Habrás leído mil guías de "pantallas por edades". Todas miran al niño: cuánto puede ver, a qué edad, con qué límites. Esta guía le da la vuelta a la cámara. Porque mientras tú decides cuánta pantalla le toca a él, él lleva toda su vida estudiando la tuya. Este artículo recorre qué registra tu hijo de tu móvil en tres paradas (2, 6 y 12 años), con los estudios detrás de cada una. Sin culpa, que ya bastante tienes: lo que hay aquí es un mapa, y el mapa cambia según la edad.
¿De verdad los niños imitan a los padres con el móvil?
Sí, y no es una frase de taza de desayuno: es de lo más sólido que tiene la psicología del desarrollo. Los niños aprenden observando modelos, no escuchando instrucciones.

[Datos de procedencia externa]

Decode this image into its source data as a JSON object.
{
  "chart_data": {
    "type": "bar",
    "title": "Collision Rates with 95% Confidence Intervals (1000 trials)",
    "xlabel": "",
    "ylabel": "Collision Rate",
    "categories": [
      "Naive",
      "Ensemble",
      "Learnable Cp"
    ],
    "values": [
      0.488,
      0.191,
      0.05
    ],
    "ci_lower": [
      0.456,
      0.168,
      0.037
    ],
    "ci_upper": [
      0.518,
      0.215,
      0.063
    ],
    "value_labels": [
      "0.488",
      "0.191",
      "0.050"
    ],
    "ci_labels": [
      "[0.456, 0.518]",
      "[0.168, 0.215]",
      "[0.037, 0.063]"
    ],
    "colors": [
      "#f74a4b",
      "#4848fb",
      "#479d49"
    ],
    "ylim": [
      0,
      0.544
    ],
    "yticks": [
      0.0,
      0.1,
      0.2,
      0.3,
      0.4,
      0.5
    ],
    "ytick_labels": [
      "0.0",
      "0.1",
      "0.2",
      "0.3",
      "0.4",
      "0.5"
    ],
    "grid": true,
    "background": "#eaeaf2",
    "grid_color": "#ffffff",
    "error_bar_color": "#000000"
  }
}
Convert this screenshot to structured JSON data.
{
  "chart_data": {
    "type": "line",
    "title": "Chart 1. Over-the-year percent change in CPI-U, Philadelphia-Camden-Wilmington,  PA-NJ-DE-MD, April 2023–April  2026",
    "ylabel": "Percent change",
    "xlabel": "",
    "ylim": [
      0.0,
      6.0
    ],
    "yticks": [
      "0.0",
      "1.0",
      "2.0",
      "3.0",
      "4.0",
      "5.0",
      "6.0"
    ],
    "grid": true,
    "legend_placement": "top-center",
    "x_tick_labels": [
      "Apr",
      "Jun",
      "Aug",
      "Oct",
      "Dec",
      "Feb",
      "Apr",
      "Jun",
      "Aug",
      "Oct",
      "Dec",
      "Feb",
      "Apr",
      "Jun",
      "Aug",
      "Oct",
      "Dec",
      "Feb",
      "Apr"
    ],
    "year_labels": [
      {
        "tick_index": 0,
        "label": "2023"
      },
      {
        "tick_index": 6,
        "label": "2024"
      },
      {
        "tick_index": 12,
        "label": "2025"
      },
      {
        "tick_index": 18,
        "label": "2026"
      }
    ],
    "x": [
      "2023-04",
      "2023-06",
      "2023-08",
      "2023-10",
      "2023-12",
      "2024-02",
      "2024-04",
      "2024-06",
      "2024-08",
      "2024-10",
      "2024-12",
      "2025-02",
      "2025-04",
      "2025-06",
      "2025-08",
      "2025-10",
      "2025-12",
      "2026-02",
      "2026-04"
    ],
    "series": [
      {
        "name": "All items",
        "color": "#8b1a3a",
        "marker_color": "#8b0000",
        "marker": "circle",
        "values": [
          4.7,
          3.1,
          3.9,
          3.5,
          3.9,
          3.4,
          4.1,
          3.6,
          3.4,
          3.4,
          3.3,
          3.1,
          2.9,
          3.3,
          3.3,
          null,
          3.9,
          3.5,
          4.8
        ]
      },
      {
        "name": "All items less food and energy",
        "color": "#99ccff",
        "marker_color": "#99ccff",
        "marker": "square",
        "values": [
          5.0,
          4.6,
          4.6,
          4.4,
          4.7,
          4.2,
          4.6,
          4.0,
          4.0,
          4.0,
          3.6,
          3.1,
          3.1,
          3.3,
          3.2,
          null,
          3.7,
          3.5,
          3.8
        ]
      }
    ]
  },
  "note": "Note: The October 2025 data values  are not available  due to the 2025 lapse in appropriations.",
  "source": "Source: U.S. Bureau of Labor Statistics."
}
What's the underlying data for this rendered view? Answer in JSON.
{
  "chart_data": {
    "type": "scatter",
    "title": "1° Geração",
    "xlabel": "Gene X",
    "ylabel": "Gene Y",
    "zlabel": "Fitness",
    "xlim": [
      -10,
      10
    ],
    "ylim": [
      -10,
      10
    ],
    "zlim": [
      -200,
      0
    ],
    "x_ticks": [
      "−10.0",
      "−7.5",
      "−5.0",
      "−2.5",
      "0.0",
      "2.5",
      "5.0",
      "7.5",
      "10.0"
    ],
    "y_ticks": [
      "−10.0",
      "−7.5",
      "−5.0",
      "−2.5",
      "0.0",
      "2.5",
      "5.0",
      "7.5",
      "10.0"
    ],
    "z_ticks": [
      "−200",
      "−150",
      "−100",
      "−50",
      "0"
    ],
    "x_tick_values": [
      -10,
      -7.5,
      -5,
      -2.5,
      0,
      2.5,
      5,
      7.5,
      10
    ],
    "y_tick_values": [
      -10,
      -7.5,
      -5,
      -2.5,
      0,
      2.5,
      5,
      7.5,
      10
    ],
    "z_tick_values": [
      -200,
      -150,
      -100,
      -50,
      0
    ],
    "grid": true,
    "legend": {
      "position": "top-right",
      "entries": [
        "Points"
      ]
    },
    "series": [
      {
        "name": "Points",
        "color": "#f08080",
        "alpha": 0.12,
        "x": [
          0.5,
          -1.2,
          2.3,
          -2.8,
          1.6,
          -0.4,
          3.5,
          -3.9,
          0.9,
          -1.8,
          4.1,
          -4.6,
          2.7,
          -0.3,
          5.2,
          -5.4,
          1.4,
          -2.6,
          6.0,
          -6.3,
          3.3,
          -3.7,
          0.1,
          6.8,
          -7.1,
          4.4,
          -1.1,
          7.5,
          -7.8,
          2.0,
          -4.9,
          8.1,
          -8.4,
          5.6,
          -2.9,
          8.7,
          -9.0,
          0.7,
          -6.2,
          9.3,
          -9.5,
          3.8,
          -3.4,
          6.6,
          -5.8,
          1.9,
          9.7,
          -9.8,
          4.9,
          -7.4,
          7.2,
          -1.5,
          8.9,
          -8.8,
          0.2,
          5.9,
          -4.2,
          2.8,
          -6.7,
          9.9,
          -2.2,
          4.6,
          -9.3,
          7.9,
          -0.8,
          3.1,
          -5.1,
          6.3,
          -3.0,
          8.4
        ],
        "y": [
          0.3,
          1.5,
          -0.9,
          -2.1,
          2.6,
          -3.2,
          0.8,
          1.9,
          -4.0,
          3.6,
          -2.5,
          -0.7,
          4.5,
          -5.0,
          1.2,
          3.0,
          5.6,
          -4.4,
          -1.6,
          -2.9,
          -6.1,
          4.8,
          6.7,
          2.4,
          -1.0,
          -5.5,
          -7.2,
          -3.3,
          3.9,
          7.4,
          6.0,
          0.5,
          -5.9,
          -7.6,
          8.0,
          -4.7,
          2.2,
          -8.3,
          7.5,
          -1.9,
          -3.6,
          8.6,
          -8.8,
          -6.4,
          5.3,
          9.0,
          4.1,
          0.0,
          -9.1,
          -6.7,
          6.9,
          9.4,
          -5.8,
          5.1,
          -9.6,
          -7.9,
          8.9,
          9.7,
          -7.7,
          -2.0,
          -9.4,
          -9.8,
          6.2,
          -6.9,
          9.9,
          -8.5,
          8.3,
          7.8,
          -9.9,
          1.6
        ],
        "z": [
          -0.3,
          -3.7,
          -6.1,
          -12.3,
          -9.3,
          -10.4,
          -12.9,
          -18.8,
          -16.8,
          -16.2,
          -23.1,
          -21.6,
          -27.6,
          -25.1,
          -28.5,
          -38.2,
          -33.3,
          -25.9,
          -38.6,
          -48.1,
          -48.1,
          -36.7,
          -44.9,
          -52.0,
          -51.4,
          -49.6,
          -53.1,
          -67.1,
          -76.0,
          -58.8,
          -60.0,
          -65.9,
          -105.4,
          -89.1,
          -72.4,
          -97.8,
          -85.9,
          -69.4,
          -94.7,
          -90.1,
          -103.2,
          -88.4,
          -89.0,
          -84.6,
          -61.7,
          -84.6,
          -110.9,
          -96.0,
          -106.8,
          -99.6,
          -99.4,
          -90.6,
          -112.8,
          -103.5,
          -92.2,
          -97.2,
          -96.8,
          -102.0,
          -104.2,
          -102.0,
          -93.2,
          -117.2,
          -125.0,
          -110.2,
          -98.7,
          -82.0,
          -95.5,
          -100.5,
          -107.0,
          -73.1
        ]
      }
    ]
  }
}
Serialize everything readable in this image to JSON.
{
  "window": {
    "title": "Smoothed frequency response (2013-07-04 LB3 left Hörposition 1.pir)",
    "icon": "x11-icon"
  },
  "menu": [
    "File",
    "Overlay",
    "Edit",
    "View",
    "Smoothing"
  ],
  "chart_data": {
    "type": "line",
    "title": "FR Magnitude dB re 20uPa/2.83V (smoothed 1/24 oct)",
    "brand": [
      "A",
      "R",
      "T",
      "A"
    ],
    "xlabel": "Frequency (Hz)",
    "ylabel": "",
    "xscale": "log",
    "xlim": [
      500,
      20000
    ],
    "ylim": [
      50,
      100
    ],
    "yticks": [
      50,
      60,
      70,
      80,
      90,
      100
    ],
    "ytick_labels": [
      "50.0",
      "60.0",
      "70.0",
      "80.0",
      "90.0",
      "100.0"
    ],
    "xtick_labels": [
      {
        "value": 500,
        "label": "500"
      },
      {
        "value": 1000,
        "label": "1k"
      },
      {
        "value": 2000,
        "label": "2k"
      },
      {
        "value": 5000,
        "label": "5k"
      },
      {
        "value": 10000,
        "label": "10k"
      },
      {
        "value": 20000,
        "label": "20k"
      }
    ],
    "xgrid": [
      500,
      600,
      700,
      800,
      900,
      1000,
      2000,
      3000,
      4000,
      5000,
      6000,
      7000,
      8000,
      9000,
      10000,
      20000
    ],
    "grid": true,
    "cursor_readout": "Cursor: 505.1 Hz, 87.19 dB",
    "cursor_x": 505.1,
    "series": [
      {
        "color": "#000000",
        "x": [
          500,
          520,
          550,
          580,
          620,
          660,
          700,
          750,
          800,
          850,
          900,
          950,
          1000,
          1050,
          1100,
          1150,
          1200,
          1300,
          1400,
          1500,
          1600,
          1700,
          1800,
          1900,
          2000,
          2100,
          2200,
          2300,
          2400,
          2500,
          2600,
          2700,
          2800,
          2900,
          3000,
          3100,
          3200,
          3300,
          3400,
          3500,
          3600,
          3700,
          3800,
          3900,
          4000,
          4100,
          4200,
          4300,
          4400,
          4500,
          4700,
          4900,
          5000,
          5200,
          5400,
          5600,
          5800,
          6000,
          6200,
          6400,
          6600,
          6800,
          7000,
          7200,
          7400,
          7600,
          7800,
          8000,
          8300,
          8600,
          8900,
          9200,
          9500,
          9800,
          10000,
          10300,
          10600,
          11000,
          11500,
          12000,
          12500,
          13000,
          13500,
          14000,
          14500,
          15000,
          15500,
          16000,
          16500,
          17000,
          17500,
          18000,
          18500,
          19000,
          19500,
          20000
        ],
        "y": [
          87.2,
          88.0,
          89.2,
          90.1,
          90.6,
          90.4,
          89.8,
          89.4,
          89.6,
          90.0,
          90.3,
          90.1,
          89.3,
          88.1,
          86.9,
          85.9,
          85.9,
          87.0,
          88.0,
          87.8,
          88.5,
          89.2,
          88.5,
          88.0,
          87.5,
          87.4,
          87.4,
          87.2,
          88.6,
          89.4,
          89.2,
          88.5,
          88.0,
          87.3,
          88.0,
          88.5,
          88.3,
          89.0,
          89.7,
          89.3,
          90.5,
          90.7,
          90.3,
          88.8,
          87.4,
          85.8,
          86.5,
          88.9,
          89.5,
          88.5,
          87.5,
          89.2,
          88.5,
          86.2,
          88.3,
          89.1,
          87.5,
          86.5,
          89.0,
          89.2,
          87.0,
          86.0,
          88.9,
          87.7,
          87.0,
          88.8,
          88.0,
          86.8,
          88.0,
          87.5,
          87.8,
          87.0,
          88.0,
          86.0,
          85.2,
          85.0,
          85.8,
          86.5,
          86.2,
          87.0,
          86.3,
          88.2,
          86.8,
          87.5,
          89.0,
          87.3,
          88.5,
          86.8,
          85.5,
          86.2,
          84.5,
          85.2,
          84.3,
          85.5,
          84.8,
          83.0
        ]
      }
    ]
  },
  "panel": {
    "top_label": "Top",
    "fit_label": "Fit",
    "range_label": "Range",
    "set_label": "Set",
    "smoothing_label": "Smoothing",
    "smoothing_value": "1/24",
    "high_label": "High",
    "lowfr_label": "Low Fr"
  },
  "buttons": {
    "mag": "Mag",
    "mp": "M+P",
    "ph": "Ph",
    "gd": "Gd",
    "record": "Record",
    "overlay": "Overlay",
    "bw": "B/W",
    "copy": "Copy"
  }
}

La base se demostró antes de que existieran los smartphones. En 1961, Albert Bandura reunió en Stanford a 72 niños de entre 3 y 6 años y les mostró a adultos jugando con un muñeco hinchable. Los niños que vieron al adulto golpearlo lo imitaron después, gesto a gesto y palabra a palabra, mucho más que los que vieron a un adulto tranquilo. De ahí salió su Teoría del Aprendizaje Social (Bandura, 1977), que se resume en algo que cualquier padre ha comprobado: el niño no aprende lo que le dices, aprende lo que te ve hacer. Y aprende más de las personas que percibe como cercanas y competentes. O sea, de ti.
El niño no aprende lo que le dices, aprende lo que te ve hacer.
Ahora pon el móvil en esa ecuación. No hay objeto que tu hijo te vea usar más veces al día, en más contextos, con más carga emocional. Si el modelado funciona con un muñeco y un desconocido en un laboratorio, imagina con el objeto favorito de su persona favorita, todos los días, durante años. La pregunta no es si tu hijo aprende de tu móvil. Es qué está aprendiendo exactamente. Y eso depende de la edad.
El uso de pantallas de los padres es uno de los factores más asociados a más tiempo de pantalla y un uso más problemático en hijos de 12 y 13 años.
Nagata et al., Pediatric Research (2025). Estudio ABCD, 10.048 adolescentes.A los 2 años: tu hijo no ve el móvil, ve tu cara desaparecer
A esta edad tu hijo no entiende qué es un móvil ni qué haces con él. Lo que registra es otra cosa: que tu cara se va y vuelve sin patrón. Atención intermitente.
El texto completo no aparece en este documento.